Saturday, April 7, 2012

The more things change, they continue to change

The saying goes the more things change, the more they stay the same.  In my life, this what I don't hope for.

I pray for change to change me for good instead of making me the same.  The only thing I want to stay the same is God and that my love will continue to grow.  I've learned a lot more about loving your neighbor as yourself (Matthew 22:39 - paraphrase) as well as loving the Lord my God will all my heart and with all my soul and with all my mind (Matthew 22:37 - paraphrase)...it's a theme I've heard throughout the year and has become a theme of how I am changing....

This year has been a lot of sharing of issues in my life that have been demons but not just in a way that helps me temporarily.  I have been given freedom from addiction in ways that have forced me to change in a good way.  I have accountability for the first time and something I've yearned for.  I have older brothers who are looking out for me as I've shared my deepest, darkest and most shameful secrets and they show no judging but only encouragement in accountability.  All I know is that I want this change to continue in my life.  I don't want things to stay the same going forward from fasting, praying, retreats, discipline, dedication to a group of people and worship...God's just blessed my life remarkably. 

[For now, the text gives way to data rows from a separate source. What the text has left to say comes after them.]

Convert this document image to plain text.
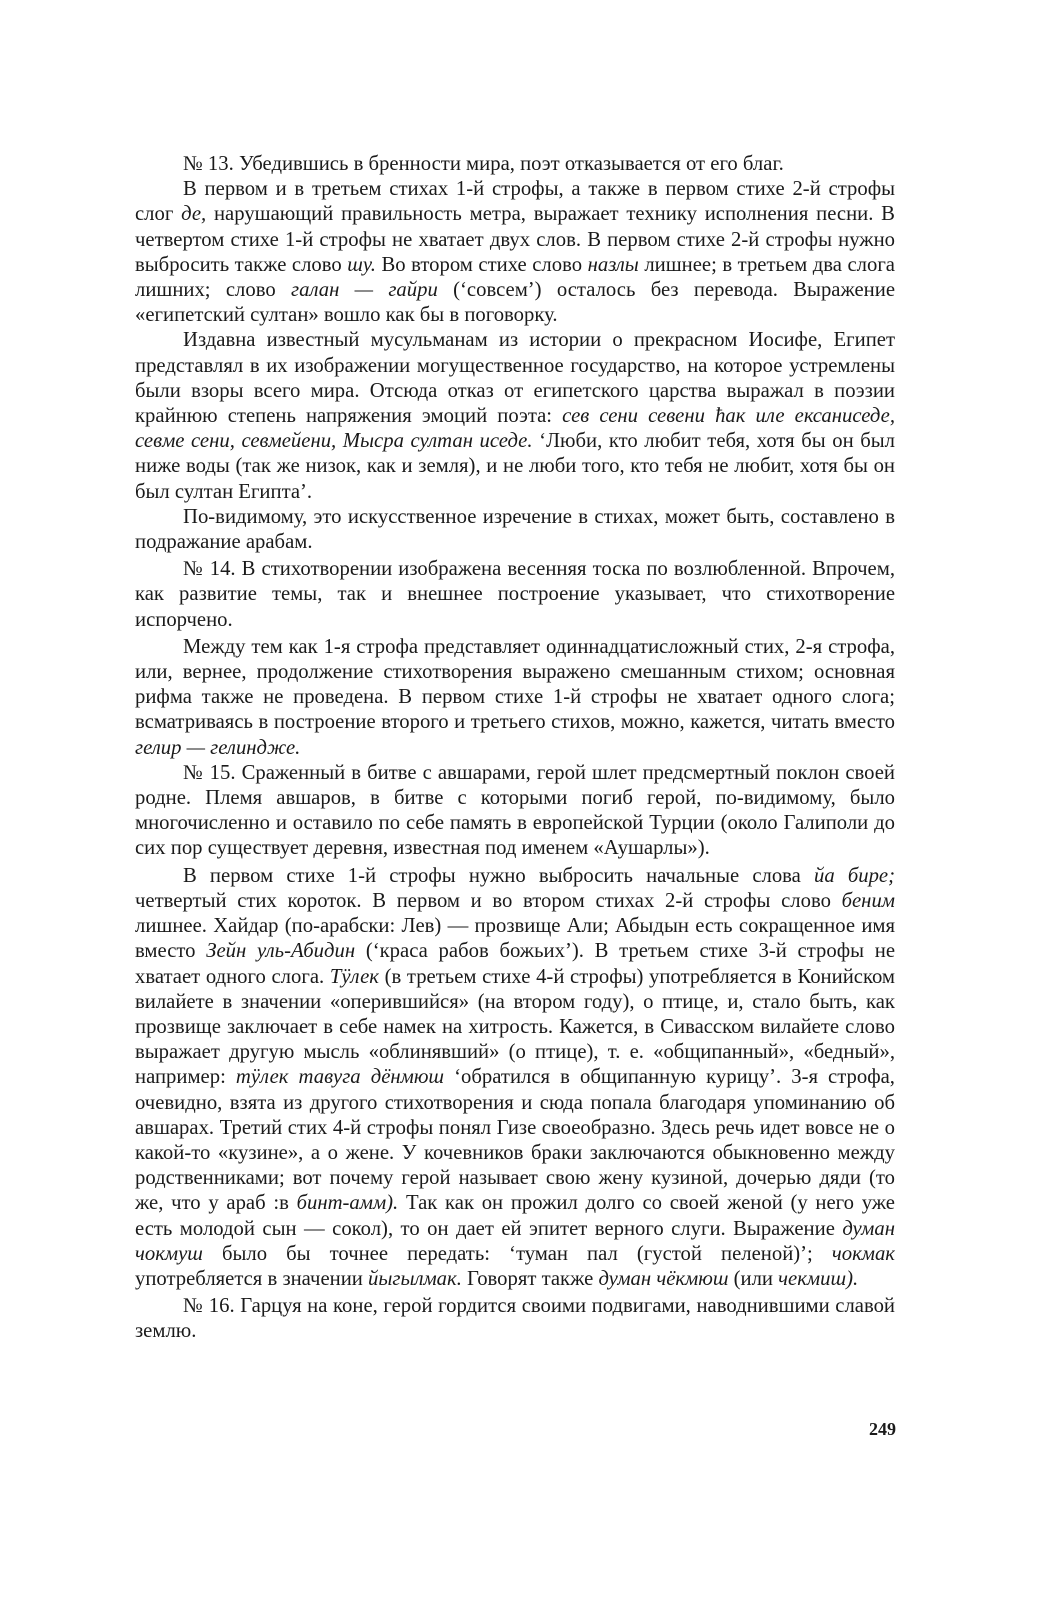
№ 13. Убедившись в бренности мира, поэт отказывается от его благ.

В первом и в третьем стихах 1-й строфы, а также в первом стихе 2-й строфы слог де, нарушающий правильность метра, выражает технику исполнения песни. В четвертом стихе 1-й строфы не хватает двух слов. В первом стихе 2-й строфы нужно выбросить также слово шу. Во втором стихе слово назлы лишнее; в третьем два слога лишних; слово галан — гайри (‘совсем’) осталось без перевода. Выражение «египетский султан» вошло как бы в поговорку.

Издавна известный мусульманам из истории о прекрасном Иосифе, Египет представлял в их изображении могущественное государство, на которое устремлены были взоры всего мира. Отсюда отказ от египетского царства выражал в поэзии крайнюю степень напряжения эмоций поэта: сев сени севени ћак иле ексаниседе, севме сени, севмейени, Мысра султан иседе. ‘Люби, кто любит тебя, хотя бы он был ниже воды (так же низок, как и земля), и не люби того, кто тебя не любит, хотя бы он был султан Египта’.

По-видимому, это искусственное изречение в стихах, может быть, составлено в подражание арабам.

№ 14. В стихотворении изображена весенняя тоска по возлюбленной. Впрочем, как развитие темы, так и внешнее построение указывает, что стихотворение испорчено.

Между тем как 1-я строфа представляет одиннадцатисложный стих, 2-я строфа, или, вернее, продолжение стихотворения выражено смешанным стихом; основная рифма также не проведена. В первом стихе 1-й строфы не хватает одного слога; всматриваясь в построение второго и третьего стихов, можно, кажется, читать вместо гелир — гелиндже.

№ 15. Сраженный в битве с авшарами, герой шлет предсмертный поклон своей родне. Племя авшаров, в битве с которыми погиб герой, по-видимому, было многочисленно и оставило по себе память в европейской Турции (около Галиполи до сих пор существует деревня, известная под именем «Аушарлы»).

В первом стихе 1-й строфы нужно выбросить начальные слова йа бире; четвертый стих короток. В первом и во втором стихах 2-й строфы слово беним лишнее. Хайдар (по-арабски: Лев) — прозвище Али; Абыдын есть сокращенное имя вместо Зейн уль-Абидин (‘краса рабов божьих’). В третьем стихе 3-й строфы не хватает одного слога. Тӱлек (в третьем стихе 4-й строфы) употребляется в Конийском вилайете в значении «оперившийся» (на втором году), о птице, и, стало быть, как прозвище заключает в себе намек на хитрость. Кажется, в Сивасском вилайете слово выражает другую мысль «облинявший» (о птице), т. е. «общипанный», «бедный», например: тӱлек тавуга дёнмюш ‘обратился в общипанную курицу’. 3-я строфа, очевидно, взята из другого стихотворения и сюда попала благодаря упоминанию об авшарах. Третий стих 4-й строфы понял Гизе своеобразно. Здесь речь идет вовсе не о какой-то «кузине», а о жене. У кочевников браки заключаются обыкновенно между родственниками; вот почему герой называет свою жену кузиной, дочерью дяди (то же, что у араб :в бинт-амм). Так как он прожил долго со своей женой (у него уже есть молодой сын — сокол), то он дает ей эпитет верного слуги. Выражение думан чокмуш было бы точнее передать: ‘туман пал (густой пеленой)’; чокмак употребляется в значении йыгылмак. Говорят также думан чёкмюш (или чекмиш).

№ 16. Гарцуя на коне, герой гордится своими подвигами, наводнившими славой землю.

249
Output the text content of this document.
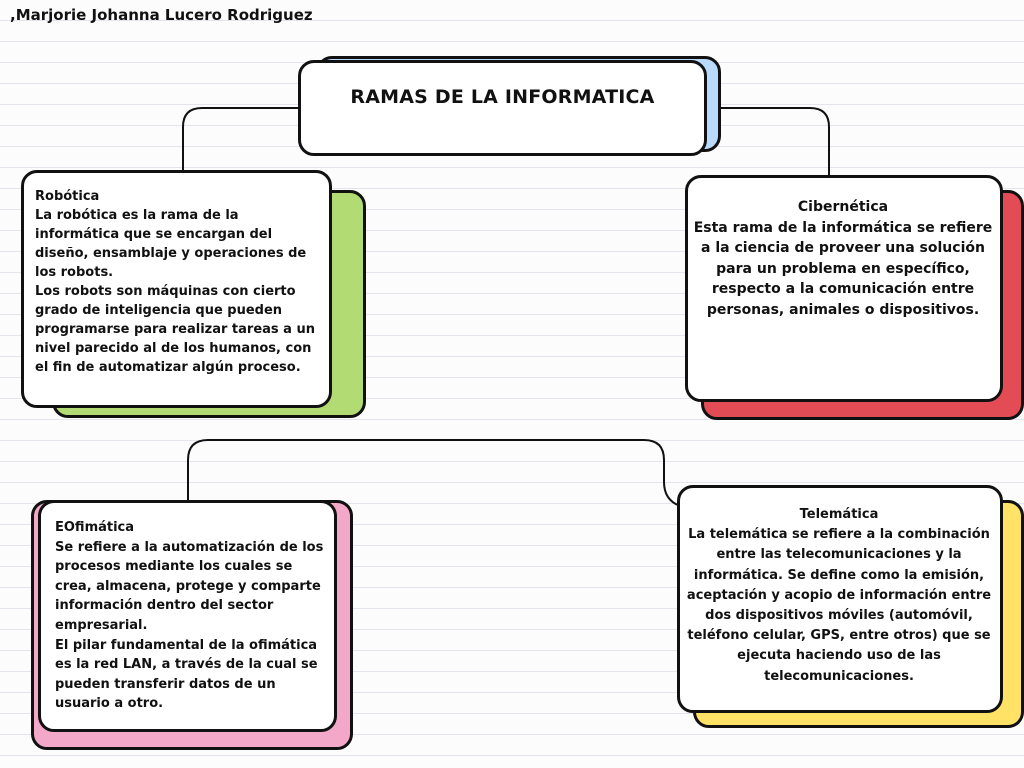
,Marjorie Johanna Lucero Rodriguez
RAMAS DE LA INFORMATICA
Robótica
La robótica es la rama de la informática que se encargan del diseño, ensamblaje y operaciones de los robots.
Los robots son máquinas con cierto grado de inteligencia que pueden programarse para realizar tareas a un nivel parecido al de los humanos, con el fin de automatizar algún proceso.
Cibernética
Esta rama de la informática se refiere a la ciencia de proveer una solución para un problema en específico, respecto a la comunicación entre personas, animales o dispositivos.
EOfimática
Se refiere a la automatización de los procesos mediante los cuales se crea, almacena, protege y comparte información dentro del sector empresarial.
El pilar fundamental de la ofimática es la red LAN, a través de la cual se pueden transferir datos de un usuario a otro.
Telemática
La telemática se refiere a la combinación entre las telecomunicaciones y la informática. Se define como la emisión, aceptación y acopio de información entre dos dispositivos móviles (automóvil, teléfono celular, GPS, entre otros) que se ejecuta haciendo uso de las telecomunicaciones.
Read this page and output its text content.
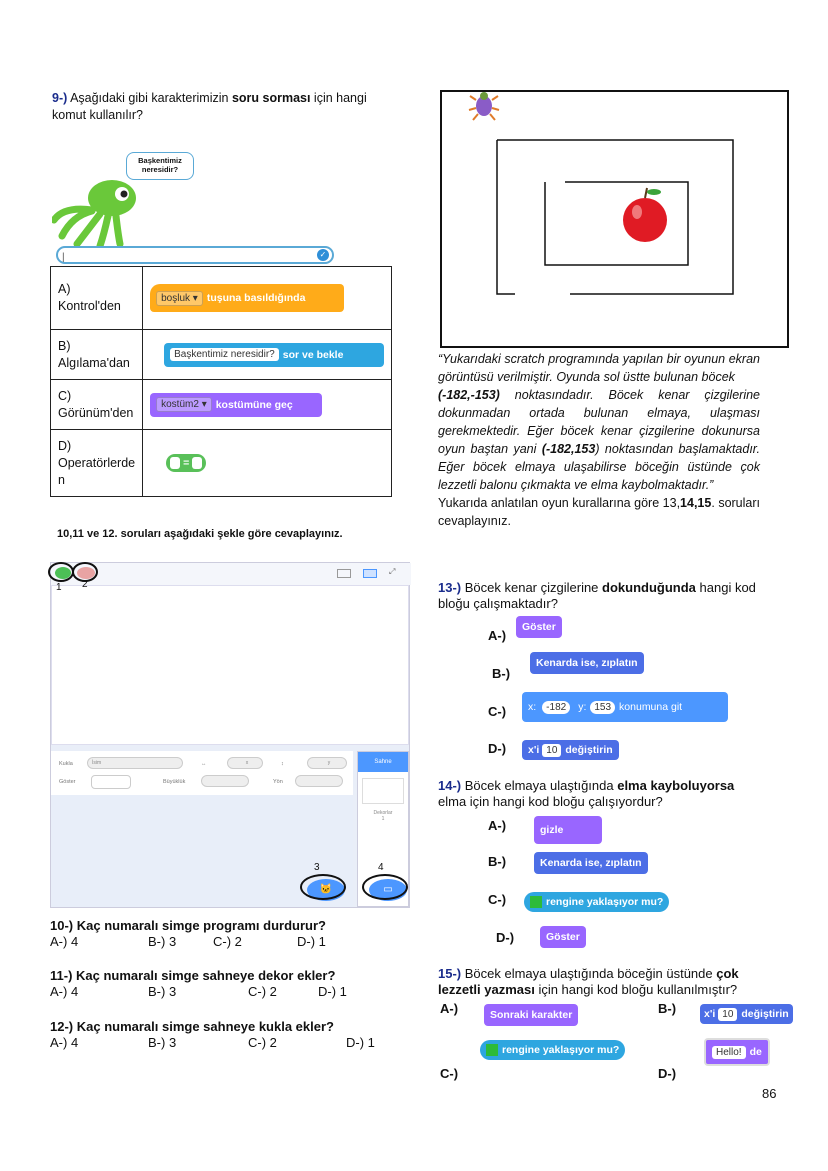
9-) Aşağıdaki gibi karakterimizin soru sorması için hangi komut kullanılır?
Başkentimiz neresidir?
|	✓
A) Kontrol'den	boşluk ▾ tuşuna basıldığında

B) Algılama'dan	Başkentimiz neresidir? sor ve bekle

C) Görünüm'den	kostüm2 ▾ kostümüne geç

D) Operatörlerde n	=
10,11 ve 12. soruları aşağıdaki şekle göre cevaplayınız.
⤢
Kukla	İsim	↔	x	↕	y
Göster	Büyüklük	Yön
Sahne
Dekorlar
1
🐱	▭
1 2
3	4
10-) Kaç numaralı simge programı durdurur?
A-) 4	B-) 3	C-) 2	D-) 1
11-) Kaç numaralı simge sahneye dekor ekler?
A-) 4	B-) 3	C-) 2	D-) 1
12-) Kaç numaralı simge sahneye kukla ekler?
A-) 4	B-) 3	C-) 2	D-) 1
“Yukarıdaki scratch programında yapılan bir oyunun ekran görüntüsü verilmiştir. Oyunda sol üstte bulunan böcek
(-182,-153) noktasındadır. Böcek kenar çizgilerine dokunmadan ortada bulunan elmaya, ulaşması gerekmektedir. Eğer böcek kenar çizgilerine dokunursa oyun baştan yani (-182,153) noktasından başlamaktadır. Eğer böcek elmaya ulaşabilirse böceğin üstünde çok lezzetli balonu çıkmakta ve elma kaybolmaktadır.”
Yukarıda anlatılan oyun kurallarına göre 13,14,15. soruları cevaplayınız.
13-) Böcek kenar çizgilerine dokunduğunda hangi kod bloğu çalışmaktadır?
A-)
Göster
B-)
Kenarda ise, zıplatın
C-) x:	-182	y: 153 konumuna git
D-) x'i 10 değiştirin
14-) Böcek elmaya ulaştığında elma kayboluyorsa elma için hangi kod bloğu çalışıyordur?
A-)	gizle
B-)	Kenarda ise, zıplatın
C-)	rengine yaklaşıyor mu?
D-)	Göster
15-) Böcek elmaya ulaştığında böceğin üstünde çok lezzetli yazması için hangi kod bloğu kullanılmıştır?
A-)	Sonraki karakter	B-)	x'i 10 değiştirin
rengine yaklaşıyor mu?	Hello! de
C-)	D-)
86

An example of this blessing is that I've started a list of prayers for all my brothers and sisters at church, for work and for my family.  I'm not a prayer warrior by any means but writing these "requests" down is something that keeps me dedicated to prayer because I too easily find excuses not to pray.  I just look for things to pray for based on the conversations I have or just observations of people's lives.  Prayers have been answered left and right so I know that something good is happening for them and it gives me more motivation to keep praying for people.  I want to love my neighbor more because many times I have been a wretched neighbor who could care less about people including those nearby me...God has been thawing my heart. 

I've been blessed mightily this year and have seen it blossom out into others.  I pray this continues.